Concert de Louis Sclavis, le 7 mai 2015, lors de l’Europajazz Festival à l’abbaye royale de l’Epau.

Mai 1980, première édition du Mans Jazz Festival, consacré à la scène française et européenne, sans pour autant s’interdire de recevoir des interprètes américains. Bientôt, le festival est rebaptisé « Europajazz ». En 1982, à l’abbaye royale de l’Epau, à la sortie est de la préfecture de la Sarthe, c’est l’année d’une autre première édition, celle du Festival de l’Epau voué à la musique classique. L’équipe de l’Europa, dirigée par Armand Meignan – et aujourd’hui par Charlotte Rivière –, adopte à son tour ce qui va devenir le lieu de référence du festival. Plus précisément, le dortoir des moines.

Sur son site Internet, l’abbaye détaille son histoire. Il faut remonter à février 1229, quand, à la demande de Bérengère de Navarre, veuve de Richard Cœur de Lion, l’abbaye est fondée. Elle est destinée à accueillir des moines de l’ordre des cisterciens. La reine meurt en décembre 1230. Elle y sera enterrée. Les moines commencent à s’installer, les travaux s’étendent sur des décennies.

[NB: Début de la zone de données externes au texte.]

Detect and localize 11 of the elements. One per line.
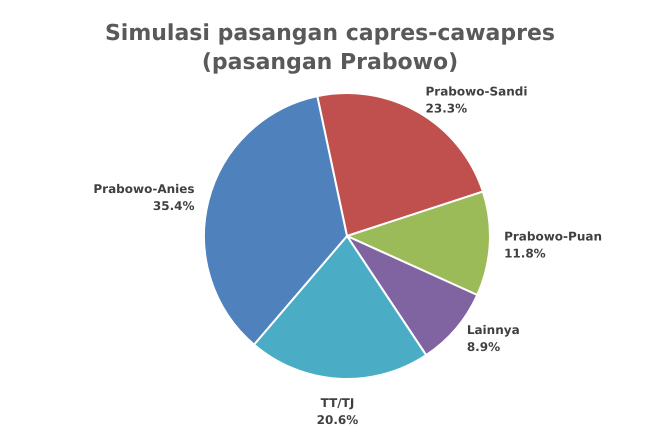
- slice-label: Lainnya: [466, 322, 520, 337]
- slice-label: Prabowo-Sandi: [426, 84, 528, 99]
- data-label: 20.6%: [316, 413, 358, 428]
- slice-label: Prabowo-Puan: [504, 230, 602, 244]
- data-label: 8.9%: [466, 340, 500, 354]
- data-label: 11.8%: [504, 246, 546, 261]
- chart-title: Simulasi pasangan capres-cawapres (pasangan Prabowo): [104, 21, 556, 75]
- slice-label: TT/TJ: [320, 396, 354, 410]
- slice-label: Prabowo-Anies: [93, 182, 195, 196]
- data-label: 23.3%: [426, 102, 468, 116]
- data-label: 35.4%: [152, 199, 195, 214]
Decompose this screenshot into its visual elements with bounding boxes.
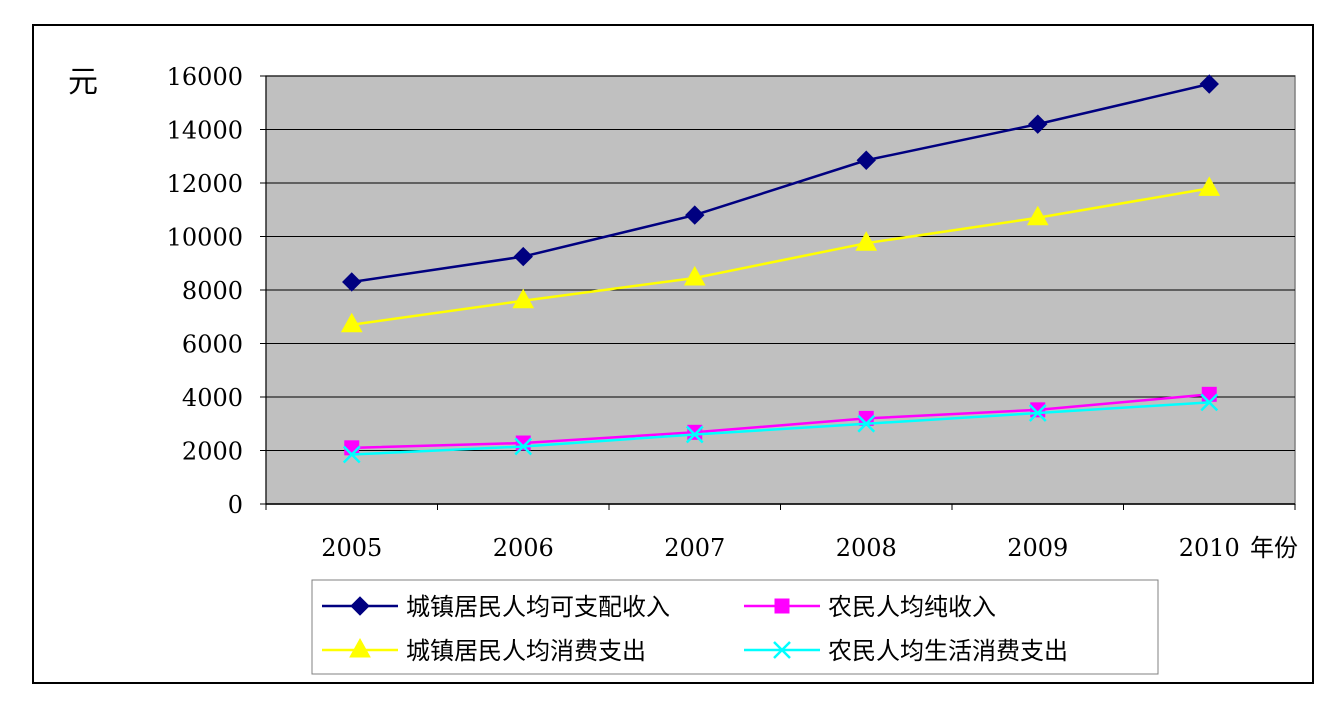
series-line <box>342 393 1219 464</box>
data-point <box>1026 205 1049 226</box>
x-tick-label: 2010 <box>1179 534 1240 562</box>
x-tick-label: 2005 <box>321 534 382 562</box>
data-point <box>1028 114 1048 134</box>
data-point-stroke <box>857 414 876 433</box>
data-point <box>342 445 361 464</box>
data-point <box>685 425 704 444</box>
data-point-stroke <box>514 437 533 456</box>
y-tick-label: 14000 <box>167 117 243 145</box>
series-path <box>351 187 1210 327</box>
x-tick-label: 2009 <box>1007 534 1068 562</box>
data-point <box>1028 404 1047 422</box>
data-point <box>1198 176 1221 196</box>
data-point <box>857 414 876 433</box>
data-point <box>342 272 362 292</box>
data-point <box>1201 386 1217 402</box>
data-point <box>1199 74 1219 94</box>
data-point <box>514 437 533 456</box>
y-tick-label: 2000 <box>182 438 243 466</box>
legend-item: 城镇居民人均消费支出 <box>322 637 646 665</box>
data-point-stroke <box>1200 393 1219 412</box>
x-tick-label: 2006 <box>493 534 554 562</box>
legend-item: 农民人均生活消费支出 <box>744 637 1068 665</box>
x-axis-ticks: 2005 2006 2007 2008 2009 2010 <box>265 504 1296 562</box>
series-line <box>340 176 1221 333</box>
y-tick-label: 8000 <box>182 277 243 305</box>
series-line <box>342 74 1219 292</box>
data-point <box>683 265 706 286</box>
series-group <box>340 74 1221 464</box>
data-point-stroke <box>773 641 791 659</box>
legend-item: 农民人均纯收入 <box>744 593 996 621</box>
data-point <box>773 641 791 659</box>
y-tick-label: 6000 <box>182 331 243 359</box>
data-point <box>856 150 876 170</box>
y-axis-ticks: 0 2000 4000 6000 8000 10000 12000 14000 16000 <box>167 63 266 519</box>
data-point <box>349 637 371 658</box>
series-path <box>351 401 1210 456</box>
data-point <box>687 424 703 440</box>
legend-label: 城镇居民人均可支配收入 <box>406 593 670 621</box>
x-tick-label: 2007 <box>664 534 725 562</box>
data-point <box>350 596 370 616</box>
y-tick-label: 16000 <box>167 63 243 91</box>
data-point <box>344 440 360 456</box>
legend-label: 农民人均生活消费支出 <box>828 637 1068 665</box>
y-axis-label: 元 <box>68 65 98 100</box>
data-point <box>685 205 705 225</box>
data-point-stroke <box>1028 404 1047 422</box>
data-point <box>855 231 878 251</box>
series-path <box>351 82 1210 284</box>
data-point-stroke <box>342 445 361 464</box>
data-point <box>1200 393 1219 412</box>
x-tick-label: 2008 <box>836 534 897 562</box>
legend-label: 城镇居民人均消费支出 <box>406 637 646 665</box>
data-point <box>513 246 533 267</box>
legend-label: 农民人均纯收入 <box>828 593 996 621</box>
data-point <box>512 288 535 309</box>
data-point <box>340 312 363 333</box>
y-tick-label: 12000 <box>167 170 243 198</box>
y-tick-label: 4000 <box>182 384 243 412</box>
legend-item: 城镇居民人均可支配收入 <box>322 593 670 621</box>
y-tick-label: 10000 <box>167 224 243 252</box>
y-tick-label: 0 <box>228 491 243 519</box>
data-point <box>774 598 790 614</box>
data-point-stroke <box>685 425 704 444</box>
x-axis-label: 年份 <box>1250 534 1298 562</box>
series-path <box>351 393 1210 450</box>
legend-box <box>311 579 1159 675</box>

Les travaux de l’église abbatiale, dans laquelle ont lieu aujourd’hui certains des concerts du Festival de l’Epau, débutent en 1252. Les siècles passent, avec des épisodes de destruction et de reconstruction. L’église, les bâtiments deviennent des granges, des garages, pour l’armée allemande, durant l’Occupation… Le département de la Sarthe acquiert le domaine en 1959.

Plus bel élan d’inspiration

La beauté architecturale, les pelouses et arbres qui entourent les bâtiments suscitent l’apaisement. En arrivant avant les concerts de l’Europajazz, on peut voir les musiciennes et musiciens qui se détendent dans le parc, mettent au point un mouvement musical. De l’ancien dortoir des moines, accessible par une volée de marches de pierre usées, on entend les instruments lors des répétitions, la mise au point du son. L’entrée dans le dortoir impressionne, en particulier l’arrondi du plafond fait de lattes de bois, telle une coque de bateau. Le public ne peut qu’être attentif. Les interprètes sont le plus souvent à leur plus bel élan d’inspiration.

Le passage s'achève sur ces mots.